Saturday, November 18, 2006

Just Hide it Under the Bed

Random Thought: every time I start a blog post, I type "So," and then I go back and delete it, because if I didn't, every single one of my posts would begin "So," as if this were all some sort of endless conversation.

So, this morning, I got up at 7:30 and planted 100 bulbs in the yard. My lovely sister got me tulips, allium and hyacinths for my birthday and I've been putting off planting them for so long that I was afraid totally laziness would take over and they would all die. I kept telling myself, "You live in North Carolina. It's not too late until the last week of November," but this morning I got a bee in my bonnet and just got it done. I felt very accomplished at 8:30. By 11, we'd cooked breakfast and cleaned the house. Woo! All our tasks were done for today! Then we wondered what the hell to do with ourselves and ended up watching a fair portion of the new Sopranos box set.
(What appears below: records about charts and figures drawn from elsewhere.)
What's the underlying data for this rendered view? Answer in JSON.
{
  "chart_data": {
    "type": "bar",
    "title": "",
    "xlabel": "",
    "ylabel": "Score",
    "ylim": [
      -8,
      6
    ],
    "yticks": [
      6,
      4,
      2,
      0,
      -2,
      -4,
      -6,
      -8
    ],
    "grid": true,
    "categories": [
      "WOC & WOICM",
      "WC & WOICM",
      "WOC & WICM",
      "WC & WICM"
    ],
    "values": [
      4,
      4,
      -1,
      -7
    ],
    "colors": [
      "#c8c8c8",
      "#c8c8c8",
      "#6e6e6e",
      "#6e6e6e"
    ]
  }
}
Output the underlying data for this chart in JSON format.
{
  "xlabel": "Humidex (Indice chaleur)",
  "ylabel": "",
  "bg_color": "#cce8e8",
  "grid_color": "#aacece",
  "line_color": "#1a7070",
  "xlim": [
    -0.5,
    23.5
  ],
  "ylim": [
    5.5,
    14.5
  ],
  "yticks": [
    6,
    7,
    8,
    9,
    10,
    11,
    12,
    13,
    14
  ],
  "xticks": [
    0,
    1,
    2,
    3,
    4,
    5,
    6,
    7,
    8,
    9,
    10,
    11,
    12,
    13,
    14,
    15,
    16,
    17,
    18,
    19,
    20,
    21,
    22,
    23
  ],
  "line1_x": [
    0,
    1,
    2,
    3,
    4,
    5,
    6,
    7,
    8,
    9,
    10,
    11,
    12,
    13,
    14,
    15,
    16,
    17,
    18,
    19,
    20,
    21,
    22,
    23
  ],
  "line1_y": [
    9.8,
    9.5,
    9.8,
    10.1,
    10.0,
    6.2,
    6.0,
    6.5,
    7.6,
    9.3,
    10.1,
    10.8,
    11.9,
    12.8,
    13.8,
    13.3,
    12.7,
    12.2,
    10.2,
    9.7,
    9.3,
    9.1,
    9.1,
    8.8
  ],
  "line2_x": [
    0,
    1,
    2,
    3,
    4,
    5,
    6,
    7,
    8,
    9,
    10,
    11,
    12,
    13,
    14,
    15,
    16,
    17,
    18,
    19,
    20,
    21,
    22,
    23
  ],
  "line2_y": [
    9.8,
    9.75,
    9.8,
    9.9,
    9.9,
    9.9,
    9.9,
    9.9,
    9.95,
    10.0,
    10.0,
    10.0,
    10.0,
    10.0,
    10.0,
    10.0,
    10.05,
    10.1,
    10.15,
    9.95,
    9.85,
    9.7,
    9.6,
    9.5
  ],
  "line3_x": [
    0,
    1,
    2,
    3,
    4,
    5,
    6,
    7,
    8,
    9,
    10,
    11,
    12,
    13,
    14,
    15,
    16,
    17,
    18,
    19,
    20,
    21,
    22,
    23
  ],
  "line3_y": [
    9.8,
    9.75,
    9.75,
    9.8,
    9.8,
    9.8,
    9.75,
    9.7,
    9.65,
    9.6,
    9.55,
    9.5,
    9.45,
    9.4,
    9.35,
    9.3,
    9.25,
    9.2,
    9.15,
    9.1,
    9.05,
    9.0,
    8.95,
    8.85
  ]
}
Because we don't have cable (I'm not opposed to TV, I just know that if we had it, I would never read, blog, crochet, garden or grade any of my students' work) we see most of our tv shows after they've been released to box set. We hadn't seen the Sopranos in over a year, because the makers of the Sopranos box sets hate me and want me to die. Starting up the first disc, I felt like when your high school friends visit: you're excited, but nervous that you won't have anything in common anymore.

I've pretty much cried my way through every episode so far: the sixth season has started off very heavy. I'm worried, because this is how I stopped watching Six Feet Under, the greatest show ever. By the end of the third season, I was growing noticably depressed, like, time to go back on Paxil depressed. At the end of every episode, I'd stand out on my front porch and look at the sky and wonder why the world is such a horrible, horrible place. Tres dramatic, I know. Sometimes, I have to ask myself why I want to watch beautifully written and portrayed scenes of horror and anguish.

I think maybe TV gets too intense for me because I can't put it down. When I'm reading and I reach something that is just too tense, too loaded, too, too, too, I take the book and stick it under the bed until I feel better. How sad to admit that. But you can't hide your TV shows under the bed. Especially not when someone is watching them with you.

4 comments:

ashley said...

I feel the exact same way about Six Feet Under. It's brilliant, but, like, I could not handle it mentally or emotionally.

This post makes me think of that Friends episode where Joey puts Misery in the freezer because it's too scary.

Anonymous said...

I am almost to the end of Greys Anatomy (Season 2 ... again) and already I feel depressed

Damn TV.

Love your blog, btw.

Anonymous said...

Love your blog. I wandered over here via the NaBloPoMo Randomizer. Best of luck with your thirty days of posting!

Gina said...

For almost the entire history of my blog, I began every post with "So."

I did it on purpose, but I'm not sure why. I stopped a few months ago, and not one person noticed.